Mr. Coulson writes of the “direct burden” of repaying the costs associated with the purchase and initial capital works at Clifton. That language, though a specific economic term, often comes with intellectual baggage and various connotations. Clifton’s “direct burden” is one that the Bahamian people overwhelmingly desired and supported.
What is often considered a burden by some is deemed a sacred trust by others. The soul of a nation is not to be measured mostly in economic terms. It must be cast in terms of broader values which ennoble the human spirit, not just economic man.
Still, in previous Senate presentations and a letter yesterday, Dr. Higgs has spoken about the Clifton Heritage Authority’s fundraising and revenue generation including the utilization of entrance and user fees, and the development of Clifton as a premiere heritage tourism site in collaboration of the Ministry of Tourism.
Though Mr. Coulson was unable to interview Dr. Higgs, at minimum he should have consulted the public record and provided readers with those of her public statements which address some of his concerns. He had a “direct burden” to so do. Further, Mr. Coulson seems to think he has some privileged insight into the Prime Minister’s thinking:
“Now, with Government expenditures stretched to the limit in the face of growing deficits, hard-headed Prime Minister Hubert Ingraham may decide that the worthy but non-essential park imposes drains on the Treasury that the state simply cannot afford.”
Rather than being so presumptuous as to what is in the Prime Minister’s heart and mind, one might consult his speeches, including one to an African Diaspora Heritage Trail Conference held in 2007, in which he pledged his support to developing many of the sites on this trail, such as Clifton, as both a civic and economic necessity.
Mr.

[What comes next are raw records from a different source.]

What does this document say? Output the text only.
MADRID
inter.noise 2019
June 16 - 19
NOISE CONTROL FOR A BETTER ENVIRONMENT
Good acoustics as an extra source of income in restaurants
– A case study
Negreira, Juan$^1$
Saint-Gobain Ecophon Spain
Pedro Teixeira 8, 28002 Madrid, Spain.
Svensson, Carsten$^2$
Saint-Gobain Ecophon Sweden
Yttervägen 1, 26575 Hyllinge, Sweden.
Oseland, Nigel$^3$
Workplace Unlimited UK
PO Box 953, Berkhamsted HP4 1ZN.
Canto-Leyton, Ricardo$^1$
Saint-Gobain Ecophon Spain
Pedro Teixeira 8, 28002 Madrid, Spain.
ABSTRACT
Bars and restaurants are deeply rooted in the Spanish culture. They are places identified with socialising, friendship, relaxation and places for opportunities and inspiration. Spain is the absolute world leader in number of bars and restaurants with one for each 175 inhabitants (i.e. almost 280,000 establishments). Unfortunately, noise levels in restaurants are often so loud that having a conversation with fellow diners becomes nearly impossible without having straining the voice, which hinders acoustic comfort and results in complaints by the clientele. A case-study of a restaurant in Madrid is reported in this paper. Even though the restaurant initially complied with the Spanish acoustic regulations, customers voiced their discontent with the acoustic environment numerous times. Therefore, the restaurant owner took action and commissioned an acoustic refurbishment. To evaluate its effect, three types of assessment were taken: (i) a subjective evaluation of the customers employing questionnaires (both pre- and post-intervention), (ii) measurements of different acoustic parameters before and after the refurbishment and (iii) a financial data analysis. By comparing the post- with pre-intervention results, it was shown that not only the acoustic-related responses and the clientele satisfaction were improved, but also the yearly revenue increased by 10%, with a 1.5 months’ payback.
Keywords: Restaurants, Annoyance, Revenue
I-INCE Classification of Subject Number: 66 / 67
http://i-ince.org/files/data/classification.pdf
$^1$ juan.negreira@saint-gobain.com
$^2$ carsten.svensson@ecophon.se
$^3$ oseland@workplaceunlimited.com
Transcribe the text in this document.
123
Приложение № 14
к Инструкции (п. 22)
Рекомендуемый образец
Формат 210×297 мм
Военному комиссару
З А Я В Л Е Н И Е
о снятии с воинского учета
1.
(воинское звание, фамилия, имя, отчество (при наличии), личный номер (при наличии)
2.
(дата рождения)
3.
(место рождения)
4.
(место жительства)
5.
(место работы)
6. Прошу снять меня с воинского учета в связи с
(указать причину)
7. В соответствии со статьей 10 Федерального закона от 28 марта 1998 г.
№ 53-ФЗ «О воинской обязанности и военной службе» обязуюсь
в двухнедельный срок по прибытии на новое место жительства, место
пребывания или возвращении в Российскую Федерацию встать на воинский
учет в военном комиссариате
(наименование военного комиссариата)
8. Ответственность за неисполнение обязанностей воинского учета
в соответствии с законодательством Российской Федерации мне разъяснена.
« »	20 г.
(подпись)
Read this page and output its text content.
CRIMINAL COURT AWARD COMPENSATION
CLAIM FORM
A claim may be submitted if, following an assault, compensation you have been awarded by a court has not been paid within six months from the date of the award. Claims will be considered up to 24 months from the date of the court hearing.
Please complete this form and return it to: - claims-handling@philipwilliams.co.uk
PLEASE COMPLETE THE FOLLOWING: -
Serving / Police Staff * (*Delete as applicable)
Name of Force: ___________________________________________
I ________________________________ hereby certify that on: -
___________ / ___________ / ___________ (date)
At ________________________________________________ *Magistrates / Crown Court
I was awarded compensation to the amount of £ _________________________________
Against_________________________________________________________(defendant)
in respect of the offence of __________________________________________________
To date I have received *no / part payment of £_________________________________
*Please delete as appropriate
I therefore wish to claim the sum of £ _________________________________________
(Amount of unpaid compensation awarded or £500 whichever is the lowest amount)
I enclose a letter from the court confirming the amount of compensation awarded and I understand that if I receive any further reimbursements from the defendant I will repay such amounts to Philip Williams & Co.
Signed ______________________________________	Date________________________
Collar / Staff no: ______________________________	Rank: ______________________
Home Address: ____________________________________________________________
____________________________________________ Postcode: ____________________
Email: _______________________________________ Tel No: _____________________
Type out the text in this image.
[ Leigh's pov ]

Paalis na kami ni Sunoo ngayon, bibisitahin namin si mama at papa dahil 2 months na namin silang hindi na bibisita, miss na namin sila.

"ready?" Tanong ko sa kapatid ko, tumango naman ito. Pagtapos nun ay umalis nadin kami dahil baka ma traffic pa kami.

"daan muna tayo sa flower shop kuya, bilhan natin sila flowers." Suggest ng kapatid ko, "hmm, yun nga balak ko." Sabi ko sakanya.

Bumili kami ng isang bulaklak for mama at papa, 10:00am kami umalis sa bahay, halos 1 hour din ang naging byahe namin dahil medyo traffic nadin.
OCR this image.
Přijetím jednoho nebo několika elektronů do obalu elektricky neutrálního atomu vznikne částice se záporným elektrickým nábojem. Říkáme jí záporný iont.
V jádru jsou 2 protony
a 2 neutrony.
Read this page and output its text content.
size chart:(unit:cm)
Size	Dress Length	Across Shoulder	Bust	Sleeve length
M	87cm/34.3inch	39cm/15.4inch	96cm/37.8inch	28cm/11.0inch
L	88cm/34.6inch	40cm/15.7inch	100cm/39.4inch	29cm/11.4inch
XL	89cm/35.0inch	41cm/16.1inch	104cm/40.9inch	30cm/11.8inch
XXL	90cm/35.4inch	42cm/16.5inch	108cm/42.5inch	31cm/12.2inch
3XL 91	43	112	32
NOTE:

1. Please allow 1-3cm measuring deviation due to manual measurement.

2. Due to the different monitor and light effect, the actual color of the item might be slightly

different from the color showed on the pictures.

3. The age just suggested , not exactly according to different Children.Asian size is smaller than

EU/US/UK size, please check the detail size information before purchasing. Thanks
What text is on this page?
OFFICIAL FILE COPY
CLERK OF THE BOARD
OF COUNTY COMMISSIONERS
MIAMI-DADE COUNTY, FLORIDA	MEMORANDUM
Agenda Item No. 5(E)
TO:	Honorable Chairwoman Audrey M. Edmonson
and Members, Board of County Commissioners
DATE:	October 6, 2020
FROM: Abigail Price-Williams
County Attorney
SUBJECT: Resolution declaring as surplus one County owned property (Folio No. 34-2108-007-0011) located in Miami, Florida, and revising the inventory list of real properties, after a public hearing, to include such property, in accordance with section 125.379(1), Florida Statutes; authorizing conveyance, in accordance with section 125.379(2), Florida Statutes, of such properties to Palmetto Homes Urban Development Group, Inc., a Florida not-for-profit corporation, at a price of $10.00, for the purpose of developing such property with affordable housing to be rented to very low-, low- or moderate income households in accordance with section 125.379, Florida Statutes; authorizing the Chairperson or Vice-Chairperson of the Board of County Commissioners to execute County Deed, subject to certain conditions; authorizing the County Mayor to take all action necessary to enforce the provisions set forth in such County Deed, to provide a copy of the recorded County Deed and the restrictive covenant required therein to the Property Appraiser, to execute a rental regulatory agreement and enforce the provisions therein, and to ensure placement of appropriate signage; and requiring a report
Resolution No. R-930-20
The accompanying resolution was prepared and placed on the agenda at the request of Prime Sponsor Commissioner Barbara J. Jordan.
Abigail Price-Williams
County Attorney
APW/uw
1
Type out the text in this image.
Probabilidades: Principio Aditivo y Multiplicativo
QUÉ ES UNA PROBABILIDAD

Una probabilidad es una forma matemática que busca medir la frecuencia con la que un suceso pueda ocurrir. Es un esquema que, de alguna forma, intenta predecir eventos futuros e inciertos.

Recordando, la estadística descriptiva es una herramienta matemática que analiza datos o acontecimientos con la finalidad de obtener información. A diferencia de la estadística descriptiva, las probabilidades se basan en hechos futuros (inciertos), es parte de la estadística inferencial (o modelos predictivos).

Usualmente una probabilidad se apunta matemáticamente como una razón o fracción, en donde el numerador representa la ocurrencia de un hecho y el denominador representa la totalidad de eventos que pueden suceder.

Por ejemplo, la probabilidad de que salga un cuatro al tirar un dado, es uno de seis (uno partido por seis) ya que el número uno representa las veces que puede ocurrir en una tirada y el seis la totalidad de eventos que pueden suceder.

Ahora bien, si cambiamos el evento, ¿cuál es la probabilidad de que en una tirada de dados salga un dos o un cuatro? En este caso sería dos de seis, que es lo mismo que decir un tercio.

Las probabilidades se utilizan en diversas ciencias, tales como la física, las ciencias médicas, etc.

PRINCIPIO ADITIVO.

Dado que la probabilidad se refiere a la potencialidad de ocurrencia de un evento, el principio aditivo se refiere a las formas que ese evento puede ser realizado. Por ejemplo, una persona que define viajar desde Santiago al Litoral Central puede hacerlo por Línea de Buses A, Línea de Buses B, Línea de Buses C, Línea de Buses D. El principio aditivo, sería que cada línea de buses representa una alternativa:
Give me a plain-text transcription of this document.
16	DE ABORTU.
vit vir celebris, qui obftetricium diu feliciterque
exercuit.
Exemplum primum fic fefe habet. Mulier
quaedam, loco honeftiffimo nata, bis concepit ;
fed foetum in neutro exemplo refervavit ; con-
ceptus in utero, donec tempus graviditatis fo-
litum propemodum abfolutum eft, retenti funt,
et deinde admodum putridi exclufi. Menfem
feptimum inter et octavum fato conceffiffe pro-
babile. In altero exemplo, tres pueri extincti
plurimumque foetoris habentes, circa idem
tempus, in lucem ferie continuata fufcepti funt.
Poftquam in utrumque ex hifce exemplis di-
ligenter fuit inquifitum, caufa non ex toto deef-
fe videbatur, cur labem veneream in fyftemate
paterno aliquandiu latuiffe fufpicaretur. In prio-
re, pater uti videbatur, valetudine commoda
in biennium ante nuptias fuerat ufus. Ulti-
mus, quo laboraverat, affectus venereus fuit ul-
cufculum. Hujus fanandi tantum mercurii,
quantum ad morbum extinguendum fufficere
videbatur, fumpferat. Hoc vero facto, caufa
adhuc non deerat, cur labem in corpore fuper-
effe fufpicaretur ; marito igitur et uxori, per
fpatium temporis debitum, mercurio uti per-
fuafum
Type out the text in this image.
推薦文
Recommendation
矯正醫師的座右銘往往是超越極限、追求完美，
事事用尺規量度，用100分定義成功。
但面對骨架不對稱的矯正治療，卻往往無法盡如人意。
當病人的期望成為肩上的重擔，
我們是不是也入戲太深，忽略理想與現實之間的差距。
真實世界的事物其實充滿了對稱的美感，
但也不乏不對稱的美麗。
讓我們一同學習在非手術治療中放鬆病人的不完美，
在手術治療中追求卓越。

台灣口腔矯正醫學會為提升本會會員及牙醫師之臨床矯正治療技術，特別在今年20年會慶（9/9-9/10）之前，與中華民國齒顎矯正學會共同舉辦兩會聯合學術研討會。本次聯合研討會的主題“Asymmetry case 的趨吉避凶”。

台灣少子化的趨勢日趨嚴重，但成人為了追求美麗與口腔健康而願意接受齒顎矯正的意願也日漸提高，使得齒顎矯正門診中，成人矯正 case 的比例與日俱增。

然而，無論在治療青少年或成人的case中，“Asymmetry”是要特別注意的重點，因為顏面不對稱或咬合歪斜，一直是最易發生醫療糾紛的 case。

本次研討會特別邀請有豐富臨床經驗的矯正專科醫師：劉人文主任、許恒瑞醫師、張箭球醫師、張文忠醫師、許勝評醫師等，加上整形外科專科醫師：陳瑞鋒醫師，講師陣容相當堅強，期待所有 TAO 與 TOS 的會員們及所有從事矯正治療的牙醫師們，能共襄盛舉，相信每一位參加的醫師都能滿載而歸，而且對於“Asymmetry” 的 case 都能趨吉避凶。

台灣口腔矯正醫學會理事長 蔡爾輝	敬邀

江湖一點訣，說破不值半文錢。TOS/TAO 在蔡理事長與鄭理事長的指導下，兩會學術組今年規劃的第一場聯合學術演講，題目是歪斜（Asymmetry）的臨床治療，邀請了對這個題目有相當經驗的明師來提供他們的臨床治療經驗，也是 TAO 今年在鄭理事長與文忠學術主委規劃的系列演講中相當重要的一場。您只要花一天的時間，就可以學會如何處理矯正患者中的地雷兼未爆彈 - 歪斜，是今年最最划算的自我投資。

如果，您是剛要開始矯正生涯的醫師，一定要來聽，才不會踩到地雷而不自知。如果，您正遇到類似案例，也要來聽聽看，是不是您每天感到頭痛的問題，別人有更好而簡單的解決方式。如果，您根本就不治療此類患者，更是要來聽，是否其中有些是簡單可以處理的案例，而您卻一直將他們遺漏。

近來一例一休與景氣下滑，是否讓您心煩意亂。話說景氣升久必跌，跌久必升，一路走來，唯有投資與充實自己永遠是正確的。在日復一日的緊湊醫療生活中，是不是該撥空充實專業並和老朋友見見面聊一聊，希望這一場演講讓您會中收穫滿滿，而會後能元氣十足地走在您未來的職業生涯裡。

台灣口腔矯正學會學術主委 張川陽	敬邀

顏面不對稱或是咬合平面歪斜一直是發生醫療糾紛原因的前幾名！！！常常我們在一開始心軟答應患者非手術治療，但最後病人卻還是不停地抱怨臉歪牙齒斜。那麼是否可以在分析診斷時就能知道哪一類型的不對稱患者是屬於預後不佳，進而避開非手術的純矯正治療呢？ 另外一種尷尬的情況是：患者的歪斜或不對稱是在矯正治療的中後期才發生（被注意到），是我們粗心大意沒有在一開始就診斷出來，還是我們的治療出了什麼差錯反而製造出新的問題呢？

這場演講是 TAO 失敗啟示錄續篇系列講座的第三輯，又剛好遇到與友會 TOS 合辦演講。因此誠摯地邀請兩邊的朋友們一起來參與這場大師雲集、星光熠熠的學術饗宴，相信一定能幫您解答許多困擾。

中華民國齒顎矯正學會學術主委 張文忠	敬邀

Ingraham delivered on that promise in the 2009-10 national budget, an easily available public document Mr. Coulson should have consulted before his skewed and fanciful attempt at channelling Mr. Ingraham’s thoughts.
He would have found there a subvention of $700,000 provided by the “hard-headed” Minister of Finance for the operational expenses of Clifton, “with Government expenditures stretched to the limit in the face of growing deficits”.
But since Mr. Coulson has raised the issue of sustainability, he might have acknowledged that the BNT also has significant funding challenges, despite its fundraising and revenue-earning efforts, receiving in its words, “substantial funding from government”. The perennial issue of financial sustainability serves as the backdrop to the Trust’s 2008-13 strategic plan:
“A fundamental component [is] the recognition that programmatic goals are dependent on institutional soundness. Developing and successfully implementing strategies to build financial resources and our membership base, for example, are as equally important as work in national parks … ”
Fifty years after its founding the Trust does not have a sufficient endowment or revenue generation to finance various ongoing operational costs. In line with his prior increases to assist the BNT with its recurrent expenses, in 2007 Mr. Ingraham, “mindful of the increased number of parks” his administration created in 2002, “increased the subvention to the Trust to $1 million dollars annually”.
In 2008, Mr. Ingraham continued that support while also providing “an additional $250,000 to increase the number of wardens to increase effective management of our national parks”.
Now, despite the Trust’s challenges, we are cavalierly advised that Clifton and the BNT should be merged. Alternatively, and like the BNT, Clifton deserves considerably more time to create a funding mix of some government subvention, various revenue-earning mechanisms and fundraising efforts.
Heritage and environmental parks will always receive some state revenue. Does Mr. Coulson oppose such state support, a staple of most countries? Are such funds a burden the state should not endure? This is the fundamental debate we should have before all sorts of mergers and acquisitions are proposed, absent various facts, more in-depth research and study.